Ideas for everyday living

I overhauled my social life to save money

As a student on a tight budget, Mishti Ali has had to make big changes to how she spends time with her friends. Here are her tips

Mishti Ali is a 21-year-old student studying English at Cambridge University. Originally from East London, Mishti was delighted to win a scholarship and a bursary to help her afford her education. She also takes on writing jobs when she can to top up her budget. But money is still really tight and she has to be very careful with her spending, particularly when it comes to her social life.

“I worry about money all the time,” says Mishti. “It’s this tight knot in the pit of my stomach. But my friendships and contact with other people are vitally important to me. They keep me going. I’m very much a work-hard-play-hard kind of person, so I’ll always find ways to have fun and spend time with my friends, but we’ve had to be really creative to do that without spending too much."

 “The value of money was made clear to me as I grew up, both of my parents come from working-class backgrounds. However, I wasn’t ever given pocket money or anything similar, so I’ve pretty much had to learn how to manage my spending on the job,” explains Mishti.

Thanks to rising costs and scary bills, Mishti’s university experience hasn’t exactly been what she’d expected. But with the help of some imaginative thinking and support from her friends, she’s still having a great time. Here are her money-saving tips:

Have more fun at home

“We save a lot of money by staying home more. That sounds a bit bleak, but we can have a laugh in our rooms – the most important thing for us is being all together. 

“Just this week I’m hosting a little snacks and painting session in my room, where we’ll all get together to have a go at creating something, which should be great.”

Enjoy small treats and pleasures

“Something that really helps me to feel like we’re having more fun is treating myself to something small on a regular basis.
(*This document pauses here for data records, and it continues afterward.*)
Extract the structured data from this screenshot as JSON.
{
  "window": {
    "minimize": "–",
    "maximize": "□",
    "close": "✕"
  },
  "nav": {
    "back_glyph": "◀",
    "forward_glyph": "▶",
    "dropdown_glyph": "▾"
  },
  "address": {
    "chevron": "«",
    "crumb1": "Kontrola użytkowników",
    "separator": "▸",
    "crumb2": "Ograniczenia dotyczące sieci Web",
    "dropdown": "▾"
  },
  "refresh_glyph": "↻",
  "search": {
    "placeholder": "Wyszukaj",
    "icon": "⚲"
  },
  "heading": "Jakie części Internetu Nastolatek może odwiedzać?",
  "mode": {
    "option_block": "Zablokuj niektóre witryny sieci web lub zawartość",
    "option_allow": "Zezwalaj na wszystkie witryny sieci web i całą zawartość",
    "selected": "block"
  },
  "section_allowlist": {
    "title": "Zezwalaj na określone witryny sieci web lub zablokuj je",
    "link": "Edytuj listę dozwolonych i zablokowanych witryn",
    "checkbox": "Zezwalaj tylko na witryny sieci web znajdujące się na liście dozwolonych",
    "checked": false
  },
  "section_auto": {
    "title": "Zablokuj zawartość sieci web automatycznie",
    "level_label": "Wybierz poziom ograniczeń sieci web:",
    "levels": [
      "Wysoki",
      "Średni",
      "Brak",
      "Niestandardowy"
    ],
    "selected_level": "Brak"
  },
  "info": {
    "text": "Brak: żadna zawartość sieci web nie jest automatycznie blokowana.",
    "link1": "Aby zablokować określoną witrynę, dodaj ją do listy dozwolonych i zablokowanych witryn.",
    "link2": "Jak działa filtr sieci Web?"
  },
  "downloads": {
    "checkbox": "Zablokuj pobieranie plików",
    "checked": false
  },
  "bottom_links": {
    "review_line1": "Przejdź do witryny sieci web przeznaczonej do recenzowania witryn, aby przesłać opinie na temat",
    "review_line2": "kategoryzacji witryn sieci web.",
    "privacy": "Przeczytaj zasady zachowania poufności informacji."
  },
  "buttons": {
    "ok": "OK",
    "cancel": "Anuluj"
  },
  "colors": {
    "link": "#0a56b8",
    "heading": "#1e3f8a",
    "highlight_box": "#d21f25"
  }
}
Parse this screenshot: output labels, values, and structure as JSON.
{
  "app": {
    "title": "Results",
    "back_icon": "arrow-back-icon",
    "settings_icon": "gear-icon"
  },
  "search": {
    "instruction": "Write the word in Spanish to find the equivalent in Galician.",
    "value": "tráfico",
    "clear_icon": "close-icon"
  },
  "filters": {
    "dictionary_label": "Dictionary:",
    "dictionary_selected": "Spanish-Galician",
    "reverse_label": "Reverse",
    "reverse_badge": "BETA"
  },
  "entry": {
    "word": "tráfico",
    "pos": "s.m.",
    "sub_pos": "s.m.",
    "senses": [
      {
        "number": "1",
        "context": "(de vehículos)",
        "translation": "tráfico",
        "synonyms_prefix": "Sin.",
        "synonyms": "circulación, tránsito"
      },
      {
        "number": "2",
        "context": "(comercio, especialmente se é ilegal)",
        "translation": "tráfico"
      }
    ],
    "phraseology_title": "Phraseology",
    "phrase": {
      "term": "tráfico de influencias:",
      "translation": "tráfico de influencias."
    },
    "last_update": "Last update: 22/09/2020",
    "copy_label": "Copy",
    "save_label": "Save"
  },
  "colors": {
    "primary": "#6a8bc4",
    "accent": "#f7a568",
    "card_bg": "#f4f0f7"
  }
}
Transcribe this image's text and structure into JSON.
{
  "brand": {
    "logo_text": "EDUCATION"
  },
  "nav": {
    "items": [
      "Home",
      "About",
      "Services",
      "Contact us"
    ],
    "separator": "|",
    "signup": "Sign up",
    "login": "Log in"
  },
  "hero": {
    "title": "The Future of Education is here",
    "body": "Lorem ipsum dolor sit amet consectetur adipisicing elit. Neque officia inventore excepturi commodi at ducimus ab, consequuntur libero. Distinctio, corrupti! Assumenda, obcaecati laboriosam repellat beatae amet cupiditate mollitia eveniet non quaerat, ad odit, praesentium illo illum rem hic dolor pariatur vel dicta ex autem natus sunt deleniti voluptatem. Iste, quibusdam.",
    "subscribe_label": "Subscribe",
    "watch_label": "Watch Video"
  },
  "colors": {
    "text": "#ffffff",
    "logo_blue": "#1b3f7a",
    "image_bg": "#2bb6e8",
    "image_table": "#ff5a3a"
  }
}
This doesn’t have to be expensive or extravagant, and my friends and I have got really good at finding small ways to make everyday moments feel more special.

“We’re always looking for little bargains in the supermarkets. This month, we went to the shops the day after Valentine’s Day and stocked up on lots of sweet things that were being sold at a discount price. That’s a few weeks of evening treats to help us feel like we’re not missing out. We do the same thing after Easter and at Christmas, too.”

Seek out free events

“My friends and I have started scouring Eventbrite for free events happening in our local area. It’s amazing what activities you can find if you look for them. There will frequently be  fun evenings being hosted in nearby cafes or bookshops – and often, they’re free or very affordable.

“The best events recently have included a classical music show at a local concert hall – we got really cheap tickets and it was good to do something so different. The botanical garden at the university also held a light show, which was free. There was beautiful artwork to look at, and all of the greenhouses were illuminated with hundreds of pretty lights.”

Try TikTok recipes for special meals

“We tend to save eating out at restaurants for special moments, such as a birthday or a celebration, but I find that following a good recipe that we’ve found on TikTok can make an ordinary meal at home feel like a real occasion. Cooking together and hosting meals for each other is a brilliant way to stay connected and hang out without blowing our weekly budgets.

“One of my favourite TikTok recipes that I do all the time is the Gigi Hadid pasta, which is basically penne alla vodka, but more glamorous because Gigi eats it. There’s also a super-simple noodle recipe that is egg noodles with garlic, soy sauce, sesame oil, peanut butter and chilli flakes – all ingredients I always have in the cupboard, so it’s incredibly cheap, but also so tasty.”

Shift the focus away from drinking

“There’s this perception that student social culture has to be all about drinking. But I’ve found that making social plans that aren’t just about alcohol has saved us loads of money.

“Think about it. When you go out for drinks, a cocktail is maybe £10 a time. That quickly adds up. Now, when we make plans, we opt for many more booze-free events. Not only is this better for our health and helps us to feel more wholesome, it also makes me appreciate time with my friends a lot more, because it’s quality time, rather than just another night we might not remember that clearly.”

Natalie Morris

Natalie is a journalist covering lifestyle, culture, race and identity. She’s also the author of Mixed/Other.